Figure 1. Circadian Bioluminescence Can Be Recorded in Fibroblasts Infected with a Lentiviral Luciferase Expression Vector.

(A) Circadian reporter constructs used in these studies. Each contains the mouse Bmal1 promoter, the firefly luciferase coding region, and the Bmal1 3′UTR, flanked by the long terminal repeats (LTRs) of a lentiviral packaging vector. In (i), a dimerized chick β-globin FII element is inserted between each LTR and adjacent Bmal1 sequences. In (ii), a DNA segment composed of the EF1α promoter and a SV40 terminator is inserted between the upstream LTR and Bmal1 promoter, and the gfp coding region between the Bmal1 UTR and the downstream viral LTR.

(B) 3T3 cells were infected with the lentiviral vectors shown above, and equivalent infection levels were verified by real-time PCR to detect integrated viruses. Four days after infection, cells were shocked with dexamethasone to synchronize circadian rhythms, and luciferase output was measured by real-time luminometry.

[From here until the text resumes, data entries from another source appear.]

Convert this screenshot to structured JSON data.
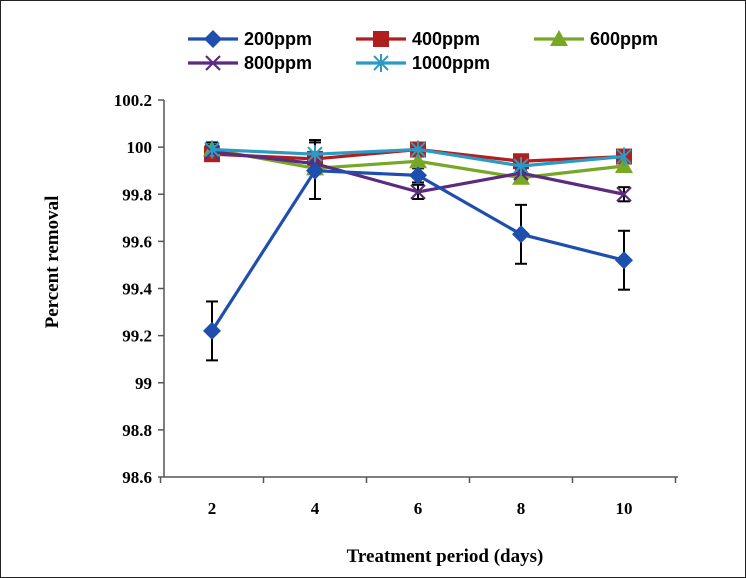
{
  "chart_data": {
    "type": "line",
    "xlabel": "Treatment period (days)",
    "ylabel": "Percent removal",
    "x": [
      2,
      4,
      6,
      8,
      10
    ],
    "x_tick_labels": [
      "2",
      "4",
      "6",
      "8",
      "10"
    ],
    "ylim": [
      98.6,
      100.2
    ],
    "y_ticks": [
      98.6,
      98.8,
      99,
      99.2,
      99.4,
      99.6,
      99.8,
      100,
      100.2
    ],
    "y_tick_labels": [
      "98.6",
      "98.8",
      "99",
      "99.2",
      "99.4",
      "99.6",
      "99.8",
      "100",
      "100.2"
    ],
    "grid": false,
    "legend_position": "top",
    "series": [
      {
        "name": "200ppm",
        "color": "#1f4fae",
        "marker": "diamond",
        "values": [
          99.22,
          99.9,
          99.88,
          99.63,
          99.52
        ],
        "errors": [
          0.125,
          0.12,
          0.03,
          0.125,
          0.125
        ]
      },
      {
        "name": "400ppm",
        "color": "#b01e1e",
        "marker": "square",
        "values": [
          99.97,
          99.95,
          99.99,
          99.94,
          99.96
        ],
        "errors": [
          0.02,
          0.02,
          0.01,
          0.02,
          0.01
        ]
      },
      {
        "name": "600ppm",
        "color": "#77a825",
        "marker": "triangle",
        "values": [
          99.99,
          99.91,
          99.94,
          99.87,
          99.92
        ],
        "errors": [
          0.02,
          0.02,
          0.02,
          0.02,
          0.02
        ]
      },
      {
        "name": "800ppm",
        "color": "#5c2a7e",
        "marker": "x",
        "values": [
          99.98,
          99.93,
          99.81,
          99.89,
          99.8
        ],
        "errors": [
          0.02,
          0.02,
          0.03,
          0.02,
          0.03
        ]
      },
      {
        "name": "1000ppm",
        "color": "#2b9ac4",
        "marker": "asterisk",
        "values": [
          99.99,
          99.97,
          99.99,
          99.92,
          99.96
        ],
        "errors": [
          0.03,
          0.06,
          0.02,
          0.02,
          0.02
        ]
      }
    ]
  }
}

(C) 3T3 cells were infected with different concentrations of the lentiviral reporter vector ii (see [A]), and circadian rhythms were measured as in (B). 10× represents unconcentrated filtered viral supernatant, 1× represents a 10× dilution of this, and 100× was a 10× concentration by ultracentrifugation. The number of viral infection units/plate were approximately 10,000 (1×), 30,000 (3×), 100,000 (10×), 300,000 (30×), and 1,000,000 (100×).